I'd much rather have cities and towns with hundreds of NPCs than the ones in Skyrim with 20. With larger cities, you can still have those 20 NPCs all with unique quests, among the other NPCs. If anything it would make searching for them a game play mechanic in its own right.

DO NOT TRY ARGUING WITH ME I DO NOT CARE - FUCK OFF.

  • ssjmarx [he/him]
    ·
    edit-2
    2 years ago

    I think the future of NPC design is something that returns to Daggerfall-style cities and towns with a robust procedural element - but then also applying Dwarf Fortress-like needs and schedules to the simulated people.
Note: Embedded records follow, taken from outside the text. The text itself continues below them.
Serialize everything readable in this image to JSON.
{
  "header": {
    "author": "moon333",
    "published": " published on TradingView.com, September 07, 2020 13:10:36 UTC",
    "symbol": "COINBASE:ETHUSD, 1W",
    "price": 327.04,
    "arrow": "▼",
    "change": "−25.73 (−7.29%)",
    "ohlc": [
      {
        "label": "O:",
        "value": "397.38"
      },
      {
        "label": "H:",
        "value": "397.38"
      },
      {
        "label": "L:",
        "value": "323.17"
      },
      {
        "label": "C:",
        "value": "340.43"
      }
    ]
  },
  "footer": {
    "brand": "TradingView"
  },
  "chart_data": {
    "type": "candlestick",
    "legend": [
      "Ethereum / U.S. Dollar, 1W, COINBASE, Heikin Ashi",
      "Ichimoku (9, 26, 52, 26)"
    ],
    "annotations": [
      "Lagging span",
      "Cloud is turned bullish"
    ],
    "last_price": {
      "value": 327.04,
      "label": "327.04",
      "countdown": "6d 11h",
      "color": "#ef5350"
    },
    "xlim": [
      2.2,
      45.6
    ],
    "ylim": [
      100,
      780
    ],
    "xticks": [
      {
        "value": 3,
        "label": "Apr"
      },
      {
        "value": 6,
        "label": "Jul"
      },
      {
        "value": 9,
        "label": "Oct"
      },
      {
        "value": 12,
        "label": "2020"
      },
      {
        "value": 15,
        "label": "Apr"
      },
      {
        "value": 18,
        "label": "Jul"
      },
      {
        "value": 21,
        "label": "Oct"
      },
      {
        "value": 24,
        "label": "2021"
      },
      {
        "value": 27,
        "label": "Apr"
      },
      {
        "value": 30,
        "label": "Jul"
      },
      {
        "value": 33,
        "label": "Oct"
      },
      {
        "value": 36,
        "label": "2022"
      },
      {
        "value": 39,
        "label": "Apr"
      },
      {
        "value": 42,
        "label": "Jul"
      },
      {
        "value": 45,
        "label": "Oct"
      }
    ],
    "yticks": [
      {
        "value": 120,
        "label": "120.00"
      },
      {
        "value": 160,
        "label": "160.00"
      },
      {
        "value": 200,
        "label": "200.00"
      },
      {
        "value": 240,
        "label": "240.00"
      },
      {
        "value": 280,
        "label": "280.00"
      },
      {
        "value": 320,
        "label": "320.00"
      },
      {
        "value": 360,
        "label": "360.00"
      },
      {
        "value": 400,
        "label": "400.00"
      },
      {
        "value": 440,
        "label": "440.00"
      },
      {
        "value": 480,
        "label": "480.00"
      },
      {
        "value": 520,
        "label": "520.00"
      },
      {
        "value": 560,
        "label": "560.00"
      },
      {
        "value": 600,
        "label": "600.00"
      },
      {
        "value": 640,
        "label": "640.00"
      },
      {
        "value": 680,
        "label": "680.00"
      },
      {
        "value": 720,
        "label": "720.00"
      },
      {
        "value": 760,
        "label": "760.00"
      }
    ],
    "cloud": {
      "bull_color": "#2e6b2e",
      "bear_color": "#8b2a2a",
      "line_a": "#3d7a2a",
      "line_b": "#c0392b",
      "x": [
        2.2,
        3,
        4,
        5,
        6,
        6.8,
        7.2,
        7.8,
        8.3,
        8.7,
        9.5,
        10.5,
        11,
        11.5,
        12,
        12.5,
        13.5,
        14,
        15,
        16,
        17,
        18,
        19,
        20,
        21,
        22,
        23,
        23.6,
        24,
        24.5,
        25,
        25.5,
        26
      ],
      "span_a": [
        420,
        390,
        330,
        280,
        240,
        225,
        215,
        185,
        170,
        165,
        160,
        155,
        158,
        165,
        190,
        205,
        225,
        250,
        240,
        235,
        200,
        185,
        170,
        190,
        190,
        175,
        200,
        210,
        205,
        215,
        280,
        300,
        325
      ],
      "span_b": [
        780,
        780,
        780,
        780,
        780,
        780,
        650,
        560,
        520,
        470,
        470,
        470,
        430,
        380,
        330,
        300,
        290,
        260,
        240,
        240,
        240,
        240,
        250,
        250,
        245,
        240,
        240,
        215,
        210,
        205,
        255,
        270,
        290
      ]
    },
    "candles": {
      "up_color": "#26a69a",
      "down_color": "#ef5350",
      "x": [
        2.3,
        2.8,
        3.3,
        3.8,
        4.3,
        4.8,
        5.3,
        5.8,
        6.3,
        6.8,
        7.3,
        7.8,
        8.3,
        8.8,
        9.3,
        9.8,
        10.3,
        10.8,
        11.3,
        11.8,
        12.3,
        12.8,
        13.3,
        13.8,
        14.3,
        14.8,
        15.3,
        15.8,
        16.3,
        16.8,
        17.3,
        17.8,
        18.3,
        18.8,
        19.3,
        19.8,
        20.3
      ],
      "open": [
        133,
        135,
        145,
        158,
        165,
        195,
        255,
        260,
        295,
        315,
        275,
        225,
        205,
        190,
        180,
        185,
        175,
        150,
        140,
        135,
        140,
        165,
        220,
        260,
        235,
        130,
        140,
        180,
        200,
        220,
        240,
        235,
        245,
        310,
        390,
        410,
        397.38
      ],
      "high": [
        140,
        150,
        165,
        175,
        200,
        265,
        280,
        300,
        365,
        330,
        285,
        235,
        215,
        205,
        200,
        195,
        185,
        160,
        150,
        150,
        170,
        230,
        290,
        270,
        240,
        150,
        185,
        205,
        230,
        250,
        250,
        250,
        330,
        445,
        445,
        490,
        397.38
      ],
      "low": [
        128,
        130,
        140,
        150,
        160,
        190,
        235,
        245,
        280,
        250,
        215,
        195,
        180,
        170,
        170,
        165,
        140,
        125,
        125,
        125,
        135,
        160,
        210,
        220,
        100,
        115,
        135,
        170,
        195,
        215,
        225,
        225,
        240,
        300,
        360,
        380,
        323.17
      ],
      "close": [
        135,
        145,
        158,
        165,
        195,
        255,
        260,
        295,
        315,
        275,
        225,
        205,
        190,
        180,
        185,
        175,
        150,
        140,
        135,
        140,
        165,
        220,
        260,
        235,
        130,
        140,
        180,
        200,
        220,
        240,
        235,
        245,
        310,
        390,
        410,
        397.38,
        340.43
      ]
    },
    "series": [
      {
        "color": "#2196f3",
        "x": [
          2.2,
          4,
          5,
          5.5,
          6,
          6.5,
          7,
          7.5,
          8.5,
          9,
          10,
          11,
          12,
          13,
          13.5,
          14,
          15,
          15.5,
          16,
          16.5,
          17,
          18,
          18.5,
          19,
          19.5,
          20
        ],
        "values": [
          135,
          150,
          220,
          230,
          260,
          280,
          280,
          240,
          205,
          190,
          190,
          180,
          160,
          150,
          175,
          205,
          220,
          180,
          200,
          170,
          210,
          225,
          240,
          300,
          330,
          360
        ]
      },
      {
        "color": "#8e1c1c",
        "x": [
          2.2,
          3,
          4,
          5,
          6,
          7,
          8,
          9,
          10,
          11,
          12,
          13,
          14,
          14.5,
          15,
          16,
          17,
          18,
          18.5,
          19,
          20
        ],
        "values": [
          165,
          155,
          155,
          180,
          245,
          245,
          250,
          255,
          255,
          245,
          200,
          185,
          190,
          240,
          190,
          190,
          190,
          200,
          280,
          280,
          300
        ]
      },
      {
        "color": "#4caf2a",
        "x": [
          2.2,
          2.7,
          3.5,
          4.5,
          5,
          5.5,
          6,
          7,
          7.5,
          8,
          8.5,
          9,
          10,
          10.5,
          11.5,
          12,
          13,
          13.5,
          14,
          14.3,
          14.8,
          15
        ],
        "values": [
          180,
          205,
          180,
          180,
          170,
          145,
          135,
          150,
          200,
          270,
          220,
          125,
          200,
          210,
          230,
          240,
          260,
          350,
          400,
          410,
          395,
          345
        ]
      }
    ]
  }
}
Half the fun people have in Skyrim is emergent gameplay from messing around with the townsfolk, imagine how many more things you could do if each one had a dozen more methods of interaction.

    • TerminalEncounter [she/her]
      ·
      2 years ago

      They had the radiant AI thing with oblivion, or whatever it was called. I don't remember if they kept it with Skyrim.

      • ssjmarx [he/him]
        ·
        2 years ago

        Yeah what I'm thinking of is a more advanced version of that. AFAIK Skyrim NPCs just have a schedule that tells them where to walk and hang out at different times of day, enough to give the illusion of a living world to someone sprinting through collecting quests but not much else.